14/07/2015.“Non c’è nessuna forma d’arte come il cinema per colpire la coscienza, scuotere le emozioni e raggiungere le stanze segrete dell’anima”: questo era Ingmar Bergman, che nella sua filmografia ha messo al centro i tormenti dell’uomo moderno. Ora, dalle gelide acque del Nord, arriva un altro svedese, Ruben Ostlung, classe 1974, è stato capace di catapultare lo spettatore nelle dinamiche distruttrici di un nucleo familiare che smette di giocare di squadra quando l’egoismo del marito sdogana l’autentico significato di amore. Nonostante il crollo della comunicazione tra i sessi, le coscienti debolezze portatrici di una bancarotta familiare, appare possibile, come nell’epilogo, ritrovare il senso di unità per proiettare la famiglia verso il futuro.
Sembrano all’apparenza avere tutto, Tomas e Ebba, ma le difficoltà non tardano a venire quando si recano per una vacanza di sci nell’Alta Savoia. I ritmi della montagna cui sottostare, il bianco accecante, la maestosità della natura quasi minacciosa, i ricorrenti spari delle cannonate di neve, le corpose sonorità vivaldiane, sono un allarmante prologo dal sinistro fascino. Durante un pranzo nel terrazzo panoramico tra le alte cime dei monti, una slavina rischia di travolgere tutti. Ebba rimane a proteggere i figli, Tomas fugge terrorizzato, dimenticando istintivamente il ruolo di capofamiglia. Una fuga improvvisa che infrange ogni codice, scatena un dramma e ogni membro si ribella con modalità diverse.
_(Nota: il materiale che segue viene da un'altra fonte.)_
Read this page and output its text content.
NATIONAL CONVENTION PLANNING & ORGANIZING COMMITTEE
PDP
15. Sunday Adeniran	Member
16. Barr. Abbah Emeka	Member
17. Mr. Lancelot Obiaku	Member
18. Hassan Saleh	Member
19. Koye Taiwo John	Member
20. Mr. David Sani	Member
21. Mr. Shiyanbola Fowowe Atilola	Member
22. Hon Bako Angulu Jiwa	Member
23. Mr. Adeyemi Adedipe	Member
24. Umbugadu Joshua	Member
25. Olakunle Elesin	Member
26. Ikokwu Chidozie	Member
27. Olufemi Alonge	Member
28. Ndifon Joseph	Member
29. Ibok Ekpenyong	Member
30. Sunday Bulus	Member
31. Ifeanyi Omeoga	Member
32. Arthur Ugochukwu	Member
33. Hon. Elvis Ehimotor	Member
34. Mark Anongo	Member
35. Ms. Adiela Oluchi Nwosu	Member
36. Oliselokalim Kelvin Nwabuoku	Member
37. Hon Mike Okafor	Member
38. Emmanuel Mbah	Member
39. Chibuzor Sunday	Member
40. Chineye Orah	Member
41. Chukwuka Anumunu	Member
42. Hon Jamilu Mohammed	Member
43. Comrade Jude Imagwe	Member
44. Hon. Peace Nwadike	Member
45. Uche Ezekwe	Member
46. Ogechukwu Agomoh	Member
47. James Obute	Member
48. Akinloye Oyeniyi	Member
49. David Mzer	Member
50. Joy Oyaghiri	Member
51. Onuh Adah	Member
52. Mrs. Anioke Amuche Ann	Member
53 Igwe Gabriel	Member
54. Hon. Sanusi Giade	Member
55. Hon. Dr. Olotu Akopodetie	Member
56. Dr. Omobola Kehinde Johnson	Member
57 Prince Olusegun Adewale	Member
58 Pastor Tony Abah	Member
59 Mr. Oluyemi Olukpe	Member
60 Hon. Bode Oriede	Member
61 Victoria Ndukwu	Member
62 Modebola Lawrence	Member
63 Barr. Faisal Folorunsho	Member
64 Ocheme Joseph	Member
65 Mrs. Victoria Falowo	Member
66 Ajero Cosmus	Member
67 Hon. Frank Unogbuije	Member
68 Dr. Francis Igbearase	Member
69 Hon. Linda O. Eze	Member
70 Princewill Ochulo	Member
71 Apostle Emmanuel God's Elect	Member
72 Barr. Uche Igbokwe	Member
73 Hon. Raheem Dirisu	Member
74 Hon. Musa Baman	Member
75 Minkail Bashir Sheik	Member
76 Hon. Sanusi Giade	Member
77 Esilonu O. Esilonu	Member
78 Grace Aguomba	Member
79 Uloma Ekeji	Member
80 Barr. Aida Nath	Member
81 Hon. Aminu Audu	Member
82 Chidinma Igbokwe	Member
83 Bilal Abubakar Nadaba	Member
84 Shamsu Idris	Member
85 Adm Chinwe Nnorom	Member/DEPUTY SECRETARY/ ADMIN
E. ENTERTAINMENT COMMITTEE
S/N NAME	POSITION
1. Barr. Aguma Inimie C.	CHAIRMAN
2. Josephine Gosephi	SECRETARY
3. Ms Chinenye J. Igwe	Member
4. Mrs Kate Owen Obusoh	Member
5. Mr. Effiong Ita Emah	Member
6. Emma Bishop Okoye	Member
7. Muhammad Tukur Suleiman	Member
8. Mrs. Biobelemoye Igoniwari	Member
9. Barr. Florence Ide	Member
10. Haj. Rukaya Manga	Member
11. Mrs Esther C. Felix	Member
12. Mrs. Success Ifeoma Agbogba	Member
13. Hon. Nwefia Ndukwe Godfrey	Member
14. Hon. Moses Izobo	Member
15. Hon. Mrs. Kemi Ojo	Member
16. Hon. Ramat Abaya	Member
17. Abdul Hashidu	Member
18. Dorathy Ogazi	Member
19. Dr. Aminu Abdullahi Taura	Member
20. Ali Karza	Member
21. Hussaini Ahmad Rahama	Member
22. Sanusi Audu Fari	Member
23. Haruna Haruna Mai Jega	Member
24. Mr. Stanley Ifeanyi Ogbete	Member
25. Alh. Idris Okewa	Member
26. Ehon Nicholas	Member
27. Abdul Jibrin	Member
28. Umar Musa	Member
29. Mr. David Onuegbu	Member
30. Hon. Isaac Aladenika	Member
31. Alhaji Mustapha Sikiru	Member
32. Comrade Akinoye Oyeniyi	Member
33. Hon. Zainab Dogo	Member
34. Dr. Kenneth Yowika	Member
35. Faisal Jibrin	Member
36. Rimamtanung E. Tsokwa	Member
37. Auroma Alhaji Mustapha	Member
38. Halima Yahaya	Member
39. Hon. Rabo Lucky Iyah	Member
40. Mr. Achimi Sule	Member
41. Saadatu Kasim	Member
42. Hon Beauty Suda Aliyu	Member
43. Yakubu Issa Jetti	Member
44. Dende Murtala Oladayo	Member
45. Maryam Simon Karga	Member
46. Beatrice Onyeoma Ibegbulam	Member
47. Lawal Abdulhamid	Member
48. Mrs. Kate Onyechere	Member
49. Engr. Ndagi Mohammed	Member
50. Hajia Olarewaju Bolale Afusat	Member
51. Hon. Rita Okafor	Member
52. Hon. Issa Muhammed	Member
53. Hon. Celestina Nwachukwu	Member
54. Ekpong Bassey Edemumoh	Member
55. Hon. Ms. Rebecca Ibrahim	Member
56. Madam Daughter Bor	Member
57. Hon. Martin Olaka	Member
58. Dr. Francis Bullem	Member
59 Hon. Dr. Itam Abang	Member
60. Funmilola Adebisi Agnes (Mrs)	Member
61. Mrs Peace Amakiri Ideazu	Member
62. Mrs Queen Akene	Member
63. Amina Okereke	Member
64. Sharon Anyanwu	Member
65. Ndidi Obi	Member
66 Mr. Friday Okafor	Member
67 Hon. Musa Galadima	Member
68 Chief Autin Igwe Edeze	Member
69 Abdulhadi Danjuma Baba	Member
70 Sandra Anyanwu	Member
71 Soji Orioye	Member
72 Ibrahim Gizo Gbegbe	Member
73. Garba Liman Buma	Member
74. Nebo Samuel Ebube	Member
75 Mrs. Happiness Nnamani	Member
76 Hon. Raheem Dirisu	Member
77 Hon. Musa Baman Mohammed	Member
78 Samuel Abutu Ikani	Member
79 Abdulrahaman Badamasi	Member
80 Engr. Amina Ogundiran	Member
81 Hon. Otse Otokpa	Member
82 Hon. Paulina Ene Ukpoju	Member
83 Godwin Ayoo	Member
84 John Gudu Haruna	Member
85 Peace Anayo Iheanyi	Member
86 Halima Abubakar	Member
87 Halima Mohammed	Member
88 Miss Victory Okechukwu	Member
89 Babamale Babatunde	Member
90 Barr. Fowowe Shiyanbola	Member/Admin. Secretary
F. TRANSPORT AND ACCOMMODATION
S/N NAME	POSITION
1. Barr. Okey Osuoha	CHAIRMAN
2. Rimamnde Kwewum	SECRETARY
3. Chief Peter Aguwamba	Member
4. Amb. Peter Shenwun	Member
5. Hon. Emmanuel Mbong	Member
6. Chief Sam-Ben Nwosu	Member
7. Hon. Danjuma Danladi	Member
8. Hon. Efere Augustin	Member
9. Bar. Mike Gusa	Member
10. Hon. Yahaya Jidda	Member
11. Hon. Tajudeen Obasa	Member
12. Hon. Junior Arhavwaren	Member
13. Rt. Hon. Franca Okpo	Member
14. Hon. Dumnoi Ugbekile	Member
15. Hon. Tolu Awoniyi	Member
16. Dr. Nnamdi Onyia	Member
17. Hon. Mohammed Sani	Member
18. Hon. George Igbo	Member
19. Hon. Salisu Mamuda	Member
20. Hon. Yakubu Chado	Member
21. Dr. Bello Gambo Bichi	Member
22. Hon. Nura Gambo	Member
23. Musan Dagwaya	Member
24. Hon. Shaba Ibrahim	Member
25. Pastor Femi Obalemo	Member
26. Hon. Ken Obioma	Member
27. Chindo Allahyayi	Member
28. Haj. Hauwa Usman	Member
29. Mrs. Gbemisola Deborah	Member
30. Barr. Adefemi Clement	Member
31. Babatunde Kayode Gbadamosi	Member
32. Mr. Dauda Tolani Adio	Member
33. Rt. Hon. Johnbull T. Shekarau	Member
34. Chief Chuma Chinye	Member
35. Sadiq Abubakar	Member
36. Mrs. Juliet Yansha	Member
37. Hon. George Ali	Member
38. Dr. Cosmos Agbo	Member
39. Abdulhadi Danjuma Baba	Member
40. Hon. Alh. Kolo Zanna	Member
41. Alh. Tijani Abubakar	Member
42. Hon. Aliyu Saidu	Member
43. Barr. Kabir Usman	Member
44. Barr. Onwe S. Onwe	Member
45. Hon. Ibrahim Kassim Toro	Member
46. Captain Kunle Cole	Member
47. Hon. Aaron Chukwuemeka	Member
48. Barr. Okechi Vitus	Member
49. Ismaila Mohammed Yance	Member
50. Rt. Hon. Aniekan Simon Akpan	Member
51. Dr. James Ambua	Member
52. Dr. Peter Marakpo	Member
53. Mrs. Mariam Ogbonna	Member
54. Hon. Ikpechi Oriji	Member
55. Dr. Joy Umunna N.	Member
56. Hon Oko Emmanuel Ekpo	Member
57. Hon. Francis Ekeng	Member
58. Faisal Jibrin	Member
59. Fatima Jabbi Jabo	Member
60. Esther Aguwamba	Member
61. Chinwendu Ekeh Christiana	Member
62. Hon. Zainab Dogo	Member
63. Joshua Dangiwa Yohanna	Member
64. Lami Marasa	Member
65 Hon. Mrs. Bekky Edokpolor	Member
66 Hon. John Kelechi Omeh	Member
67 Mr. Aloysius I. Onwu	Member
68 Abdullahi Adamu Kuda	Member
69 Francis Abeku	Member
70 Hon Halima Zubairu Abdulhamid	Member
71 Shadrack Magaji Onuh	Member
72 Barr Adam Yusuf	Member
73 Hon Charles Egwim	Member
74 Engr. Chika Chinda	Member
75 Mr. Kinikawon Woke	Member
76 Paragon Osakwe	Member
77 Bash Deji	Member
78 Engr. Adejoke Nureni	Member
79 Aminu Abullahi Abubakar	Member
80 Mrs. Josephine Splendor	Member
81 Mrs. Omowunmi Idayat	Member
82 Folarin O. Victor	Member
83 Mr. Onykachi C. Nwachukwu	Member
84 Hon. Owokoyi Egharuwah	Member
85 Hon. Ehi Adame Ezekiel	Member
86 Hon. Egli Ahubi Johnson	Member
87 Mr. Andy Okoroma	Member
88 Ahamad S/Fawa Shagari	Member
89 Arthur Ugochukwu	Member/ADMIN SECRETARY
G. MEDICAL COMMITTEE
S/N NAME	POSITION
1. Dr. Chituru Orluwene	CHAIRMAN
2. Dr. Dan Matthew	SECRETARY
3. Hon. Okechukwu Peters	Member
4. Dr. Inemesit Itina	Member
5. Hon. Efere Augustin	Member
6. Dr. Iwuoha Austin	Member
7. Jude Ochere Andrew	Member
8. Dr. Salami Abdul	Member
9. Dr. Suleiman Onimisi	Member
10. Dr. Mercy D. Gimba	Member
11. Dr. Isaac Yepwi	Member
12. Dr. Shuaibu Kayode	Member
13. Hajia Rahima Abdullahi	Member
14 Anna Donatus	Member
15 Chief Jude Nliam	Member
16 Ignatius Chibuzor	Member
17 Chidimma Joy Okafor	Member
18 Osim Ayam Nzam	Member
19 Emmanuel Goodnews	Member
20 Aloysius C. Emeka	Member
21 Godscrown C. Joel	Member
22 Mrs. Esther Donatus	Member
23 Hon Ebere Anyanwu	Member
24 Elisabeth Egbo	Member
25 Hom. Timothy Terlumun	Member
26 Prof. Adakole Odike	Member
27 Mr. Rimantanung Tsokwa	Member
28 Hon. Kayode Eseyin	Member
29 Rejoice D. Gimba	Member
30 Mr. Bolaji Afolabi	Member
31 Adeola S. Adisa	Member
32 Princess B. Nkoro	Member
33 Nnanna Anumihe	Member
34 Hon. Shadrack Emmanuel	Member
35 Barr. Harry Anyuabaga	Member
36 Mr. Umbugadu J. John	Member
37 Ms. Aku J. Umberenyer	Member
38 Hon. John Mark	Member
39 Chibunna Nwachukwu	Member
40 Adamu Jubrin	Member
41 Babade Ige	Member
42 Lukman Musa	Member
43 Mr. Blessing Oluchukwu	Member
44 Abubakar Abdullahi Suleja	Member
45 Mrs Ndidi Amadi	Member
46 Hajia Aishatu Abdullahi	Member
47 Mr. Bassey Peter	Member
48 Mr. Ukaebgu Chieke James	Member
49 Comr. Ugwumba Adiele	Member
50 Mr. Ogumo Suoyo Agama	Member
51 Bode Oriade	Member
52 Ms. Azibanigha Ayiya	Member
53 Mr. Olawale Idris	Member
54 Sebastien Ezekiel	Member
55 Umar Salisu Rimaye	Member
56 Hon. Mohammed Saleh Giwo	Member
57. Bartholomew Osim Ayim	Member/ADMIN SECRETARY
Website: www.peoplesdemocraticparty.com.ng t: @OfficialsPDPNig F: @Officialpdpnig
Ostlung è al suo terzo lungometraggio ma si rivela un grande narratore ed è sempre ben chiara la sua necessità di intraprendere un contatto con lo spettatore che lo interpella. E’ minuzioso, tratteggia con intelligenza l’abbandono, le difficoltà taciute e inespresse, l’inquietudine e il disorientamento di Ebba quando si trova ad intraprendere, ormai raggomitolata nella solitudine, un suo percorso, vivendo irrimediabilmente sospesa tra la sua condizione di madre dedita ai figli e la scoperta della viltà di quel marito tanto aitante quanto vigliacco, ora messo al centro di un’attenzione quasi processuale. Nonostante l’uomo cerchi di minimizzare, la forza centripeta dell’analisi ossessiva di sua moglie lo trascinerà nella disperazione, coinvolgendo in questo vortice anche gli amici.
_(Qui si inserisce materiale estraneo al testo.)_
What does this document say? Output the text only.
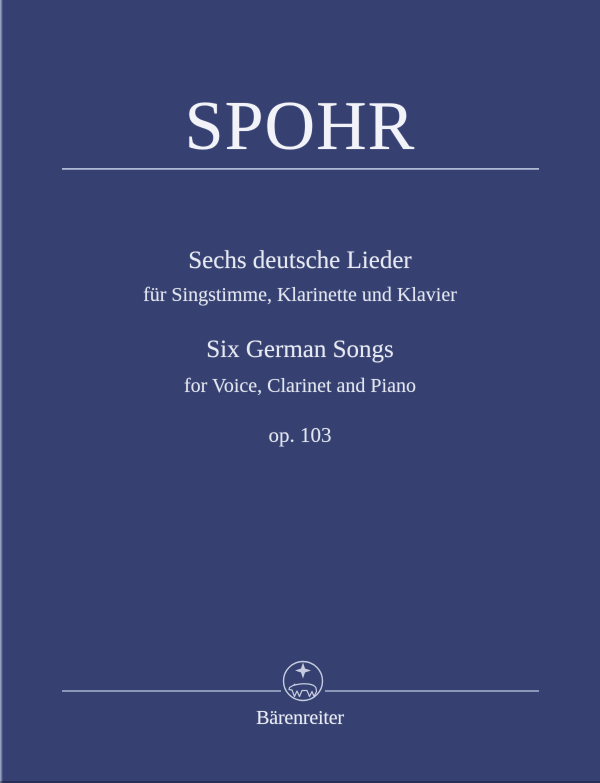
SPOHR
Sechs deutsche Lieder
für Singstimme, Klarinette und Klavier
Six German Songs
for Voice, Clarinet and Piano
op. 103
Bärenreiter
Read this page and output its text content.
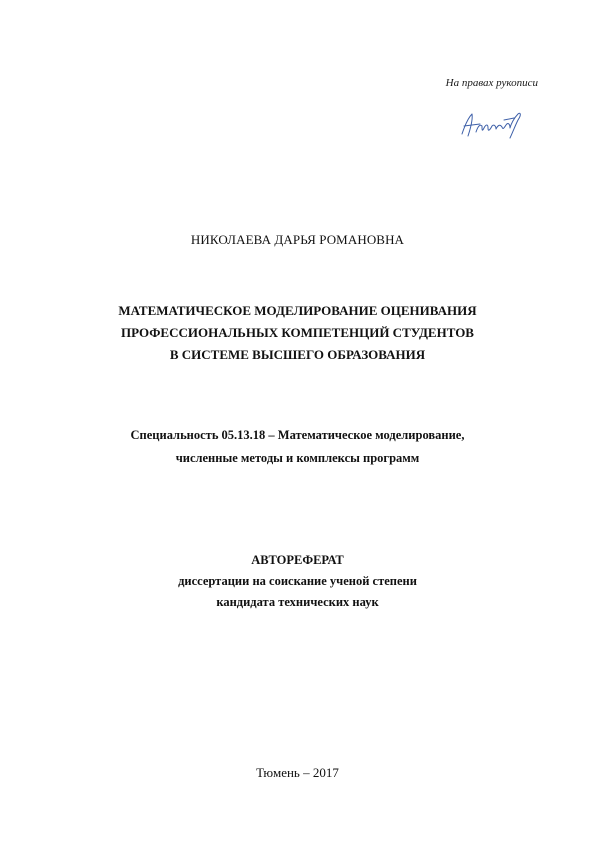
На правах рукописи
НИКОЛАЕВА ДАРЬЯ РОМАНОВНА
МАТЕМАТИЧЕСКОЕ МОДЕЛИРОВАНИЕ ОЦЕНИВАНИЯ
ПРОФЕССИОНАЛЬНЫХ КОМПЕТЕНЦИЙ СТУДЕНТОВ
В СИСТЕМЕ ВЫСШЕГО ОБРАЗОВАНИЯ
Специальность 05.13.18 – Математическое моделирование,
численные методы и комплексы программ
АВТОРЕФЕРАТ
диссертации на соискание ученой степени
кандидата технических наук
Тюмень – 2017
Le atmosfere si caricano di tensione insieme al concatenarsi degli eventi, i grandi spazi si fanno plastici, risultando opprimenti e alienanti, i lunghi corridoi, luogo di incontro e scontro tra Ebba e Tomas sono ripresi dal piano superiore (ove un misterioso uomo osserva il disgregarsi silenzioso del nucleo familiare). Ma dopo il crollo emozionale di Tomas, la famiglia si ricompone tra le nebbie della montagna e della sconfinata natura. Ostlung non fa sconti e ci offre nitido ritratto della solitudine contemporanea.